In case 3 the robot drives to the middle of the corner-type. To get to the middle of a corner the robot uses different points with respect to which it gets to the middle. If the corner is of a type in which the robot would drive into a wall if it would not make the corner (type 1, 2 and 3) it uses the distance to the wall to know when to stop driving forward. If this distance is half the distance of a corridor, the robot has reached the middle. If the corner is of type 1 (corner right), the robot uses its laser data on the left, to keep the right distance from the walls it is driving parallel to, while driving to the middle of the corner. With a corner of type 2 (corner left) it does the same, only with the laser data on the right. A type 3 corner (T-junction middle) is the only corner-type in which the robot does not have any points with respect to which it can stay in the middle, while driving forward. In Figure “Corner-type 1, 2, 3” the corner-types 1, 2, 3 can be seen, with in green the laser data or points with respect to which the robot drives to the middle of the corner.

If the corner is of type 4, 5 or 6 the robot uses the distance to the 90 degrees corners to know when to stop driving forward. When the y-distance (distance in the way the robot is driving) is half the distance of a corridor, it has reached the middle. With corners of type 4 and 5 the robot uses its right or left laser data the same way as it uses it when driving to the middle of a corner of type 1 and 2, to stay in the middle while driving forward. With a corner of type 6 the robot uses the x-distance to the 90 degrees corners to stay in the middle while driving forward. When the robot has reached the middle, the navigation switches to case 4. In Figure “Corner-type 4, 5, 6” the corner-types 4, 5, 6 can be seen, with in green the laser data or points with respect to which the robot drives to the middle of the corner.





In case 4 the robot makes a turn or does nothing.
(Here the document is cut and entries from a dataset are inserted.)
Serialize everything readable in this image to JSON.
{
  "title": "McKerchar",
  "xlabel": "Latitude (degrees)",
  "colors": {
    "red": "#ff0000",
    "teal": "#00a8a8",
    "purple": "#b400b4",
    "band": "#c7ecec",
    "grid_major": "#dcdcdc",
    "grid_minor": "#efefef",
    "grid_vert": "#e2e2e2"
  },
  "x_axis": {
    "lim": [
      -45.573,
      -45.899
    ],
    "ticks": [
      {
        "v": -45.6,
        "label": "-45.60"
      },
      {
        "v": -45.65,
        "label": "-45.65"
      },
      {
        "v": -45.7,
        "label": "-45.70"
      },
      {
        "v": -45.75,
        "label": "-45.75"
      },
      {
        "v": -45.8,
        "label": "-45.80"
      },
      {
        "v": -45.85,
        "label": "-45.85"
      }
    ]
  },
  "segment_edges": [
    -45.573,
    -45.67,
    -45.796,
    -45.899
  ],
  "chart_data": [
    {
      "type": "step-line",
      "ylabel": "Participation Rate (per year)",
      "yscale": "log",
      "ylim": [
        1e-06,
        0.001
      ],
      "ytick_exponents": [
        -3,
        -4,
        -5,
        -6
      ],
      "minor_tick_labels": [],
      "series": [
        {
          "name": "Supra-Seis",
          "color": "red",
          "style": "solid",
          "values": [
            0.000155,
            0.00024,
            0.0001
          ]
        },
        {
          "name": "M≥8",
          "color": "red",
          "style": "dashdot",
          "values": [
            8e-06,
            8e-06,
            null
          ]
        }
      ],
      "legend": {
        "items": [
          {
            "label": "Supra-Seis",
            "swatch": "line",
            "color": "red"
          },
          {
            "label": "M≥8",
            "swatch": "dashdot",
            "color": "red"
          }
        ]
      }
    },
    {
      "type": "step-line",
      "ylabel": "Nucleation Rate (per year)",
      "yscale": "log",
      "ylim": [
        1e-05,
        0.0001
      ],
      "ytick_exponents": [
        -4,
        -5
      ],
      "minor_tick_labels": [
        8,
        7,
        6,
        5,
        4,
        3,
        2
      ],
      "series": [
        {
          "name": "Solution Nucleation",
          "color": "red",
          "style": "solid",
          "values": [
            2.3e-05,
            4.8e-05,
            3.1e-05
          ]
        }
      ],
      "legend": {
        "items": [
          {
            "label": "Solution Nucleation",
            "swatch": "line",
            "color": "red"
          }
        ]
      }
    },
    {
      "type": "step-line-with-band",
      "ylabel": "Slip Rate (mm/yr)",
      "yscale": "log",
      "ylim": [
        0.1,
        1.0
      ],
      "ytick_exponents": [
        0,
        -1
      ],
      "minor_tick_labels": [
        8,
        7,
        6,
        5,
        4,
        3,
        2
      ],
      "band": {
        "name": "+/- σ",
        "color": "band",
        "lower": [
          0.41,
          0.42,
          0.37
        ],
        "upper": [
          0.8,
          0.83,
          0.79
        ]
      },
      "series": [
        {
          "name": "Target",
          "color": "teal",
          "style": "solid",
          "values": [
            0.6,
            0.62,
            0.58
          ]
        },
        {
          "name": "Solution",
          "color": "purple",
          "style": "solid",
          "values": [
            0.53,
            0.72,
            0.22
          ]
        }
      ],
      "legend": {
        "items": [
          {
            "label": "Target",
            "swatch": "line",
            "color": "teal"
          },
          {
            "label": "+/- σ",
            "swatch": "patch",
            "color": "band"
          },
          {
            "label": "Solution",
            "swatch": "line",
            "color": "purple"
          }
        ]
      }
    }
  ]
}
This is dependant of the direction in which the robot has to go. If the algorithm node publishes as direction to go straight ahead, the robot will not do anything in case 4 and will immediately switch to case 5. On the other hand, if the algorithm publishes to go to the left or right, the robot will make a turn of +(1/2)π radials or -(1/2)π radials respectively. After the turn is completed, the navigation switches to case 5.

In case 5 the robot starts driving forward again until it reaches the corridor. When the corridor is reached, the navigation switches back to case 1.

Case 6 is the case in which the navigation goes, when the robot is driving towards a dead end. In this case only direction is possible and that is backwards. So after driving to center of the dead end, which is at half the distance of a corridor of the dead end, the robot will make a turn of π radials. After the turn is completed, the navigation switches back to case 1.